Cooks, bakers, and even food bloggers tend to be sheep. They follow and write about what's trending, trying to keep up with the culinary hipsters who make our eating rules. Luckily, there is a rebel, the famed British chef, baker and blogger Ruby Tandoh to break the rules. She believes in eating what mothers and grans have said for centuries -eat what you like. The heck with what everyone else tries to tell you.
Ruby Tandoh's name may sound familiar to fans of The Great British Baking Show.Times contributor, Tejal Rao, a regular contributor and food blogger herself., wrote about this phenomenon in today's New York Times Food section. She was one of the final contestant on the Season Four competition. This former art and philosophy major turned to cooking and baking as not only a passion but as a way of life. She has written food centered essays for The Guardian, British Elle, and other magazines along with two cookbooks. Her latest book, "Flavour: Eat What You Love" is due out here in the States next month. It was first published in the UK last August It's a celebration of a skilled home cooking enthusiast. The book also touches upon on the feminist concept of "shine theory" which values female friendship over competition. She eschews diets and wrote a lament in an essay that food writers have gone from feasting and flavor to cleanness and lightness. Chef Tandoh has created a dialogue and somewhat of a revolution in Britain. She also has misgivings about the benefits of some diets and their promises too.

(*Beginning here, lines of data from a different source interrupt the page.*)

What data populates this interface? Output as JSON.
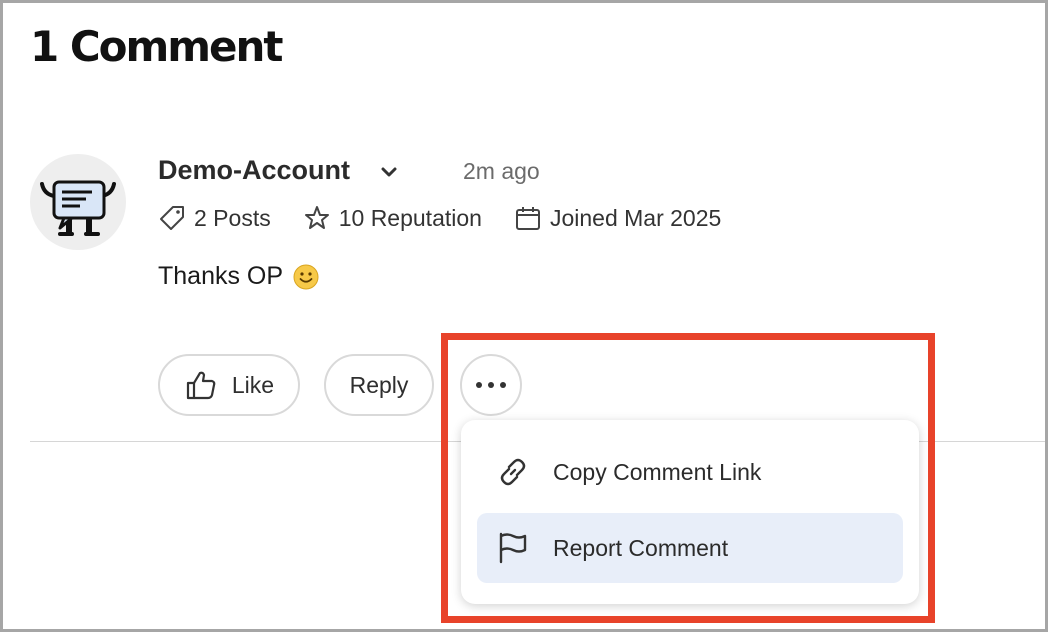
{
  "heading": "1 Comment",
  "comment": {
    "author": "Demo-Account",
    "time": "2m ago",
    "stats": {
      "posts": "2 Posts",
      "reputation": "10 Reputation",
      "joined": "Joined Mar 2025"
    },
    "text": "Thanks OP"
  },
  "actions": {
    "like": "Like",
    "reply": "Reply"
  },
  "menu": {
    "items": [
      {
        "label": "Copy Comment Link",
        "icon": "link-icon"
      },
      {
        "label": "Report Comment",
        "icon": "flag-icon"
      }
    ]
  },
  "colors": {
    "highlight_border": "#e8432a",
    "menu_hover": "#e8eef9",
    "avatar_bg": "#eeeeee"
  }
}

What does she cook and bake? She has been exploring her Ghanian roots. Her grandfather had immigrated from there, bringing a wealth of recipes.There is ground nut or peanut soup spiked with chiles along with tilapia in a garlicky marinade. Fried plaintains round it out this a meal full of memories and flavor Her blog is full of yummy recipes for cakes , doughnuts and creme brules.made with raspberries. She has recipes for rye rolls and a mouth watering banana upside down cake. The new cookbook is a reflection of this as well. There's a creamy English fish pie, made with smoked haddock and peas topped with a thick layer of mashed potatoes.Lentil soup is sparked with lime . She includes an opulent meringue, rolled up with cherries and cream. As we all saw on The Great British Baking show, she is an excellent baker. She relies on everyday sweeteners such as honey, sugar, dark brown sugar, golden syrup and treacle or molasses to create amazing sweets such as a marbled chocolate almond Bundt cake and steamed panettone.
Cooking and baking need rebels to keep it fresh . Ruby Tandoh is just that iconoclast to make us break the bonds of all these diet recipes and fads. She setting us free in a very delicious way.